Forum ini dilaksanakan untuk menghimpun berbagai saran, masukan, serta pertimbangan dari para pemangku kepentingan dalam penyusunan Rancangan Awal Renja PD, khususnya yang berkaitan dengan sektor pendidikan dan kebudayaan di Kabupaten Sumbawa Barat.
Kepala Dinas Pendidikan dan Kebudayaan Kabupaten Sumbawa Barat, Agus, S.Pd, M.M mengatakan forum perangkat daerah menjadi ruang penting untuk memastikan perencanaan program pendidikan dan kebudayaan dapat disusun secara lebih komprehensif dan responsif terhadap kebutuhan masyarakat.
“Forum ini merupakan wadah untuk menyelaraskan berbagai usulan dan aspirasi dari pemangku kepentingan pendidikan maupun kebudayaan. Melalui dialog dan diskusi yang terbuka, kami berharap perencanaan program untuk tahun 2027 dapat lebih tepat sasaran serta mampu menjawab tantangan pembangunan di bidang pendidikan dan kebudayaan di Kabupaten Sumbawa Barat,” ujar Agus.

Ia menambahkan, partisipasi berbagai pihak sangat diperlukan agar arah kebijakan pembangunan pendidikan tidak hanya bersifat administratif, tetapi benar-benar mencerminkan kebutuhan riil di lapangan.
“Sinergi antara pemerintah daerah, lembaga pendidikan, organisasi profesi, dan para pelaku budaya sangat penting agar program yang dirancang nantinya dapat meningkatkan kualitas pendidikan sekaligus mendorong pemajuan kebudayaan daerah,” tambahnya.
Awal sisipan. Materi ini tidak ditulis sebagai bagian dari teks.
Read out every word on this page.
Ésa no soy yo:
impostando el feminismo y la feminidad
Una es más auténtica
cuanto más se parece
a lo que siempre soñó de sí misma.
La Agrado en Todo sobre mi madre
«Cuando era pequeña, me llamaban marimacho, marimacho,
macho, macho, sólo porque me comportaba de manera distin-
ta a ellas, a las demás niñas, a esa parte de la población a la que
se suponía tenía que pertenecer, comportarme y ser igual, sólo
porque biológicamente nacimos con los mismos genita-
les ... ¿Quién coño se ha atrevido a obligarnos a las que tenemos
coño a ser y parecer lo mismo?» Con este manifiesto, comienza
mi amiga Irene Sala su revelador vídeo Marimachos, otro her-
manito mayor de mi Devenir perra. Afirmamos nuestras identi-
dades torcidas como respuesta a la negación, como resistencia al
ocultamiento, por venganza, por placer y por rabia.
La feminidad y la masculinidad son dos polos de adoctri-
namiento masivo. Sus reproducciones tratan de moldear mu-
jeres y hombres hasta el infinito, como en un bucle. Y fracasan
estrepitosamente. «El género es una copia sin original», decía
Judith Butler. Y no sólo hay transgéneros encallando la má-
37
Forum Perangkat Daerah ini turut dihadiri oleh Kepala Bappeda, perwakilan sejumlah perangkat daerah, serta berbagai unsur pemangku kepentingan pendidikan di Kabupaten Sumbawa Barat. Di antaranya Musyawarah Kerja Kepala Sekolah (MKKS) KSB, Persatuan Guru Republik Indonesia (PGRI) KSB, Majelis Kepala Sekolah (MKS) KSB, LATS KSB, para pelaku budaya, Himpunan Pendidik dan Tenaga Kependidikan Anak Usia Dini Indonesia (HMPAUDI) KSB, Ikatan Guru Taman Kanak-kanak Indonesia (IGTKI) KSB, serta Serikat Guru Indonesia (SGI) KSB.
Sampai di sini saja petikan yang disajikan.